Moi on m’appelle « le pro », champion du tag, et parfois je taquine le granit. L’ puceau du vertige, qu’on m’appelle aussi.
 
Alors ça s’est passé comme ça. Jusqu’à la tite vire sur laquelle un carré de chocolat s’ poserait même pas sans qu’y plombe dans l’ ravin en dessous, c’était bon. Enfin presque.

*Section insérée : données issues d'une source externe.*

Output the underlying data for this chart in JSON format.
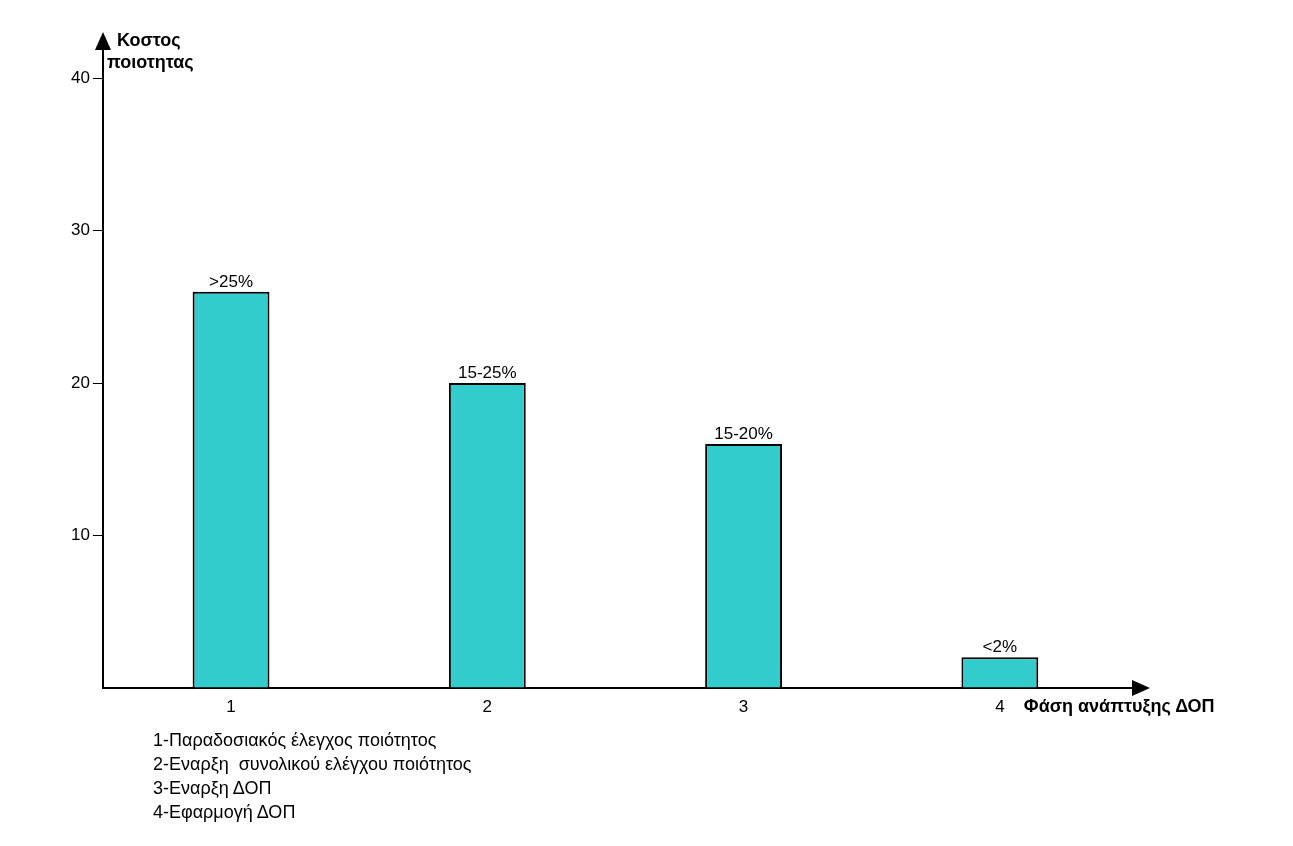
{
  "chart_data": {
    "type": "bar",
    "xlabel": "Φάση ανάπτυξης ΔΟΠ",
    "ylabel": "Κοστος ποιοτητας",
    "categories": [
      "1",
      "2",
      "3",
      "4"
    ],
    "values": [
      26,
      20,
      16,
      2
    ],
    "color": "#33cccc",
    "ylim": [
      0,
      42
    ],
    "yticks": [
      10,
      20,
      30,
      40
    ],
    "grid": false,
    "legend": false,
    "annotations": [
      {
        "text": ">25%",
        "x": "1",
        "y": 26
      },
      {
        "text": "15-25%",
        "x": "2",
        "y": 20
      },
      {
        "text": "15-20%",
        "x": "3",
        "y": 16
      },
      {
        "text": "<2%",
        "x": "4",
        "y": 2
      },
      "1-Παραδοσιακός έλεγχος ποιότητος",
      "2-Εναρξη  συνολικού ελέγχου ποιότητος",
      "3-Εναρξη ΔΟΠ",
      "4-Εφαρμογή ΔΟΠ"
    ]
  }
}
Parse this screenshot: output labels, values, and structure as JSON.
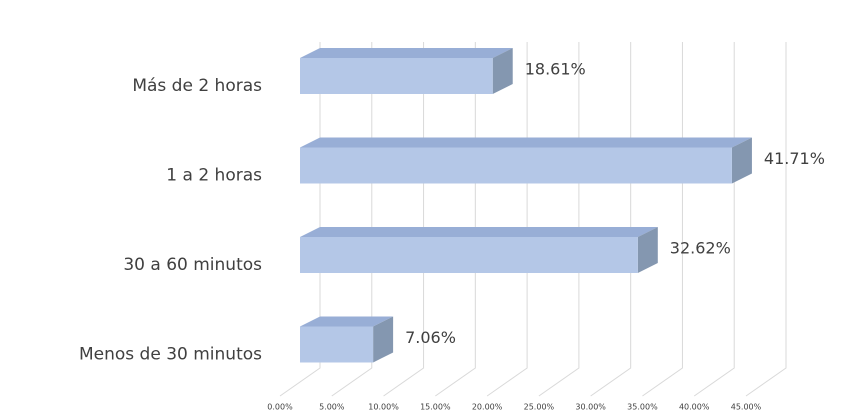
{
  "chart_data": {
    "type": "bar3d_horizontal",
    "categories": [
      "Más de 2 horas",
      "1 a 2 horas",
      "30 a 60 minutos",
      "Menos de 30 minutos"
    ],
    "values": [
      18.61,
      41.71,
      32.62,
      7.06
    ],
    "value_labels": [
      "18.61%",
      "41.71%",
      "32.62%",
      "7.06%"
    ],
    "color": "#b4c7e7",
    "xlim": [
      0,
      45
    ],
    "xticks": [
      {
        "value": 0,
        "label": "0.00%"
      },
      {
        "value": 5,
        "label": "5.00%"
      },
      {
        "value": 10,
        "label": "10.00%"
      },
      {
        "value": 15,
        "label": "15.00%"
      },
      {
        "value": 20,
        "label": "20.00%"
      },
      {
        "value": 25,
        "label": "25.00%"
      },
      {
        "value": 30,
        "label": "30.00%"
      },
      {
        "value": 35,
        "label": "35.00%"
      },
      {
        "value": 40,
        "label": "40.00%"
      },
      {
        "value": 45,
        "label": "45.00%"
      }
    ],
    "grid": true
  }
}
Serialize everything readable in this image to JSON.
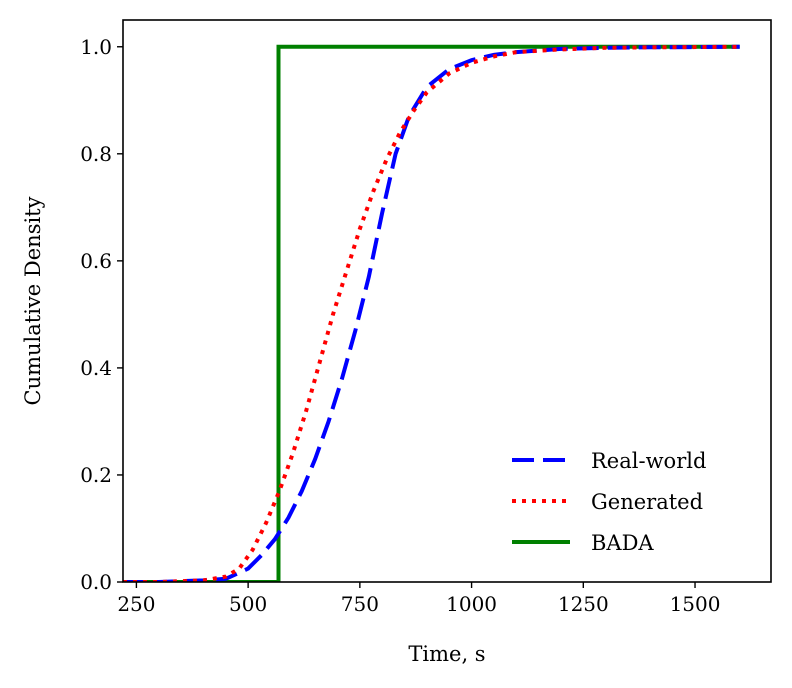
{
  "chart_data": {
    "type": "line",
    "xlabel": "Time, s",
    "ylabel": "Cumulative Density",
    "xlim": [
      220,
      1670
    ],
    "ylim": [
      0,
      1.05
    ],
    "xticks": [
      250,
      500,
      750,
      1000,
      1250,
      1500
    ],
    "yticks": [
      0.0,
      0.2,
      0.4,
      0.6,
      0.8,
      1.0
    ],
    "xtick_labels": [
      "250",
      "500",
      "750",
      "1000",
      "1250",
      "1500"
    ],
    "ytick_labels": [
      "0.0",
      "0.2",
      "0.4",
      "0.6",
      "0.8",
      "1.0"
    ],
    "grid": false,
    "legend_position": "bottom-right",
    "series": [
      {
        "name": "Real-world",
        "color": "#0000ff",
        "style": "dashed",
        "x": [
          220,
          300,
          400,
          450,
          500,
          530,
          560,
          590,
          620,
          650,
          680,
          710,
          740,
          770,
          800,
          830,
          860,
          900,
          950,
          1000,
          1050,
          1100,
          1200,
          1300,
          1400,
          1600
        ],
        "y": [
          0,
          0,
          0.003,
          0.006,
          0.025,
          0.05,
          0.08,
          0.12,
          0.17,
          0.23,
          0.3,
          0.38,
          0.47,
          0.57,
          0.69,
          0.8,
          0.87,
          0.925,
          0.958,
          0.975,
          0.985,
          0.99,
          0.996,
          0.998,
          0.999,
          1.0
        ]
      },
      {
        "name": "Generated",
        "color": "#ff0000",
        "style": "dotted",
        "x": [
          220,
          300,
          400,
          450,
          480,
          510,
          540,
          570,
          600,
          630,
          660,
          690,
          720,
          750,
          780,
          810,
          840,
          870,
          900,
          950,
          1000,
          1050,
          1100,
          1200,
          1300,
          1400,
          1600
        ],
        "y": [
          0,
          0,
          0.003,
          0.01,
          0.025,
          0.06,
          0.11,
          0.17,
          0.24,
          0.32,
          0.41,
          0.5,
          0.58,
          0.66,
          0.73,
          0.79,
          0.84,
          0.88,
          0.915,
          0.95,
          0.97,
          0.982,
          0.99,
          0.995,
          0.998,
          0.999,
          1.0
        ]
      },
      {
        "name": "BADA",
        "color": "#008000",
        "style": "solid",
        "x": [
          220,
          568,
          568,
          1600
        ],
        "y": [
          0,
          0,
          1.0,
          1.0
        ]
      }
    ]
  }
}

Une tite vire délicate et qu’on y est pas assurés, seulement à cinq mètres en-dessous ! Bon, Robert y m’a dit : quand t’es sur la vire, fais comme Olivier, prends un crochet et va z’y tu montes. D’abord Olivier c’est son complice, pas le mien. Et pis, avec un hameçon à granit qu’y m’a ajouté. Un hameçon ! Alors évidemment, des hameçons, j’ vais pas à la pêche, j’en ai pas. Quand j’ai dit ça à mon pote Lulu qui taquine le brochet tous les dimanches, il est parti à s’ marrer qu’il a failli s’étouffer : j’ai même pas d’ crochet à baleine, qu’y m’a dit, mais p’tet ben qu’un crochet à r’quins ça irait ! Alors me v’là sur la vire avec un crochet qu’ j’ai dû fabriquer, j’ai pris tous les clous qu’ j’avais et que je les ai tordus, j’en ai au moins cinquante dans la poche, c’est l’assurance de trouver le juste bon que j’ me disais. L’assurance, tu parles ! Y a pas une mutuelle qui parierait sur mon vilebrequin dans ma position. J’entends déjà le chœur des pleureuses ! J’ lis déjà la nécrologie : mort sans fil à la fois premier et dernier de cordée ! Enfin me v’là à farfouiller ma poche pour trouver ce sacré hameçon à poser sur une vague saillie. Ça y est, en v’là un qui tient ou presque, collé à la sueur sur le granit qu’en veut pas. Alors ouiche je me hisse oh hisse avec mes pots de peinture et la main à la tremblotte. Dans l’ Figaro des menteurs on écrirait : il s’est hissé harmonieusement, seul. Et moi j’ dirais surtout : sans réseauter ! Allez tant pis, en gâchant un peu vu la position, j’ai quand même réussi à écrire, en majuscules s’il vous plaît :
ZAZIPO 2011

Par hzenon

D’après Olivier Salon, à la manière de Céline.